The rest of the township committee voiced neither support nor opposition to the mayor’s stance Saturday. However, Committeeman Jerry Ryan added, “This is a conversation that has to continue. There may be a compromise before we determine where the majority [of the committee] stands.” 

YouthNet will discuss funding with the South Orange Board of Trustees on Monday, Feb. 11.
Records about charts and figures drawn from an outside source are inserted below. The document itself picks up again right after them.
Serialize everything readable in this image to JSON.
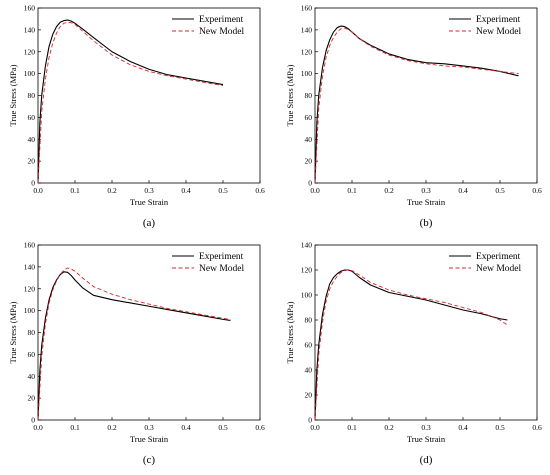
{
  "colors": {
    "experiment": "#000000",
    "model": "#d62728"
  },
  "chart_data": [
    {
      "type": "line",
      "panel_label": "(a)",
      "xlabel": "True Strain",
      "ylabel": "True Stress (MPa)",
      "xlim": [
        0,
        0.6
      ],
      "ylim": [
        0,
        160
      ],
      "xticks": [
        "0.0",
        "0.1",
        "0.2",
        "0.3",
        "0.4",
        "0.5",
        "0.6"
      ],
      "yticks": [
        "0",
        "20",
        "40",
        "60",
        "80",
        "100",
        "120",
        "140",
        "160"
      ],
      "legend_position": "top-right",
      "series": [
        {
          "name": "Experiment",
          "style": "solid",
          "x": [
            0,
            0.005,
            0.01,
            0.02,
            0.03,
            0.04,
            0.05,
            0.06,
            0.07,
            0.08,
            0.09,
            0.1,
            0.12,
            0.15,
            0.2,
            0.25,
            0.3,
            0.35,
            0.4,
            0.45,
            0.5
          ],
          "y": [
            0,
            55,
            80,
            107,
            125,
            136,
            143,
            147,
            148.5,
            149,
            148,
            146,
            141,
            133,
            120,
            111,
            104,
            99,
            96,
            93,
            90
          ]
        },
        {
          "name": "New Model",
          "style": "dashed",
          "x": [
            0,
            0.01,
            0.02,
            0.03,
            0.04,
            0.05,
            0.06,
            0.07,
            0.08,
            0.09,
            0.1,
            0.12,
            0.15,
            0.2,
            0.25,
            0.3,
            0.35,
            0.4,
            0.45,
            0.5
          ],
          "y": [
            0,
            65,
            95,
            115,
            128,
            137,
            143,
            146,
            147,
            146.5,
            145,
            139,
            130,
            117,
            108,
            102,
            98,
            95,
            92,
            89
          ]
        }
      ]
    },
    {
      "type": "line",
      "panel_label": "(b)",
      "xlabel": "True Strain",
      "ylabel": "True Stress (MPa)",
      "xlim": [
        0,
        0.6
      ],
      "ylim": [
        0,
        160
      ],
      "xticks": [
        "0.0",
        "0.1",
        "0.2",
        "0.3",
        "0.4",
        "0.5",
        "0.6"
      ],
      "yticks": [
        "0",
        "20",
        "40",
        "60",
        "80",
        "100",
        "120",
        "140",
        "160"
      ],
      "legend_position": "top-right",
      "series": [
        {
          "name": "Experiment",
          "style": "solid",
          "x": [
            0,
            0.005,
            0.01,
            0.02,
            0.03,
            0.04,
            0.05,
            0.06,
            0.07,
            0.08,
            0.09,
            0.1,
            0.12,
            0.15,
            0.2,
            0.25,
            0.3,
            0.35,
            0.4,
            0.45,
            0.5,
            0.55
          ],
          "y": [
            0,
            55,
            80,
            105,
            121,
            131,
            138,
            142,
            143.5,
            143,
            141,
            138,
            132,
            126,
            118,
            113,
            110,
            109,
            107,
            105,
            102,
            98
          ]
        },
        {
          "name": "New Model",
          "style": "dashed",
          "x": [
            0,
            0.01,
            0.02,
            0.03,
            0.04,
            0.05,
            0.06,
            0.07,
            0.08,
            0.09,
            0.1,
            0.12,
            0.15,
            0.2,
            0.25,
            0.3,
            0.35,
            0.4,
            0.45,
            0.5,
            0.55
          ],
          "y": [
            0,
            68,
            97,
            115,
            126,
            133,
            138,
            141,
            141.5,
            140.5,
            138,
            132,
            125,
            117,
            112,
            109,
            107,
            106,
            104,
            102,
            100
          ]
        }
      ]
    },
    {
      "type": "line",
      "panel_label": "(c)",
      "xlabel": "True Strain",
      "ylabel": "True Stress (MPa)",
      "xlim": [
        0,
        0.6
      ],
      "ylim": [
        0,
        160
      ],
      "xticks": [
        "0.0",
        "0.1",
        "0.2",
        "0.3",
        "0.4",
        "0.5",
        "0.6"
      ],
      "yticks": [
        "0",
        "20",
        "40",
        "60",
        "80",
        "100",
        "120",
        "140",
        "160"
      ],
      "legend_position": "top-right",
      "series": [
        {
          "name": "Experiment",
          "style": "solid",
          "x": [
            0,
            0.005,
            0.01,
            0.02,
            0.03,
            0.04,
            0.05,
            0.06,
            0.07,
            0.08,
            0.09,
            0.1,
            0.12,
            0.15,
            0.2,
            0.25,
            0.3,
            0.35,
            0.4,
            0.45,
            0.5,
            0.52
          ],
          "y": [
            0,
            45,
            68,
            93,
            110,
            121,
            128,
            133,
            135.5,
            135,
            132,
            128,
            121,
            114,
            110,
            107,
            104,
            101,
            98,
            95,
            92,
            91
          ]
        },
        {
          "name": "New Model",
          "style": "dashed",
          "x": [
            0,
            0.01,
            0.02,
            0.03,
            0.04,
            0.05,
            0.06,
            0.07,
            0.08,
            0.09,
            0.1,
            0.12,
            0.15,
            0.2,
            0.25,
            0.3,
            0.35,
            0.4,
            0.45,
            0.5,
            0.52
          ],
          "y": [
            0,
            58,
            88,
            107,
            119,
            127,
            133,
            137,
            139,
            138,
            136,
            130,
            122,
            115,
            110,
            106,
            102,
            99,
            96,
            93,
            92
          ]
        }
      ]
    },
    {
      "type": "line",
      "panel_label": "(d)",
      "xlabel": "True Strain",
      "ylabel": "True Stress (MPa)",
      "xlim": [
        0,
        0.6
      ],
      "ylim": [
        0,
        140
      ],
      "xticks": [
        "0.0",
        "0.1",
        "0.2",
        "0.3",
        "0.4",
        "0.5",
        "0.6"
      ],
      "yticks": [
        "0",
        "20",
        "40",
        "60",
        "80",
        "100",
        "120",
        "140"
      ],
      "legend_position": "top-right",
      "series": [
        {
          "name": "Experiment",
          "style": "solid",
          "x": [
            0,
            0.005,
            0.01,
            0.02,
            0.03,
            0.04,
            0.05,
            0.06,
            0.07,
            0.08,
            0.09,
            0.1,
            0.12,
            0.15,
            0.2,
            0.25,
            0.3,
            0.35,
            0.4,
            0.45,
            0.5,
            0.52
          ],
          "y": [
            0,
            40,
            60,
            84,
            99,
            109,
            114,
            117,
            119,
            120,
            120,
            119,
            114,
            108,
            102,
            99,
            96,
            92,
            88,
            85,
            81,
            80
          ]
        },
        {
          "name": "New Model",
          "style": "dashed",
          "x": [
            0,
            0.01,
            0.02,
            0.03,
            0.04,
            0.05,
            0.06,
            0.07,
            0.08,
            0.09,
            0.1,
            0.12,
            0.15,
            0.2,
            0.25,
            0.3,
            0.35,
            0.4,
            0.45,
            0.5,
            0.52
          ],
          "y": [
            0,
            52,
            78,
            95,
            105,
            111,
            115,
            118,
            119.5,
            120,
            119.5,
            116,
            110,
            104,
            100,
            97,
            94,
            90,
            86,
            80,
            76
          ]
        }
      ]
    }
  ]
}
Elizabeth Nolet February 04, 2013 at 07:09 PM
If the recreation departments were providing adequate services to teens, including after school programming, mentoring programs, and opportunities for social interaction in a safe supportive atmosphere, Youthnet would not have been needed. It was started in part because neither the schools nor the towns were providing adequate services for this age group. As far as Hurricane Sandy, Youthnet held a fundraiser for vistims of Hurricane Sandy and raisied $600. at their teen coffeehouse. One SO Village trustee, Nancy Gould volunteered as a chaperone .
S. Carter February 05, 2013 at 02:18 AM
I think that Mayor DeLuca's lack of funding is shortsighted, especially during this recession. The reason that YouthNet was founded I believe, was to address the gaps in recreational programs during after school hours and fill a void by offering additional resources to unsupervised teens. The library is not a babysitter and YouthNet deserves to secure funding from both towns.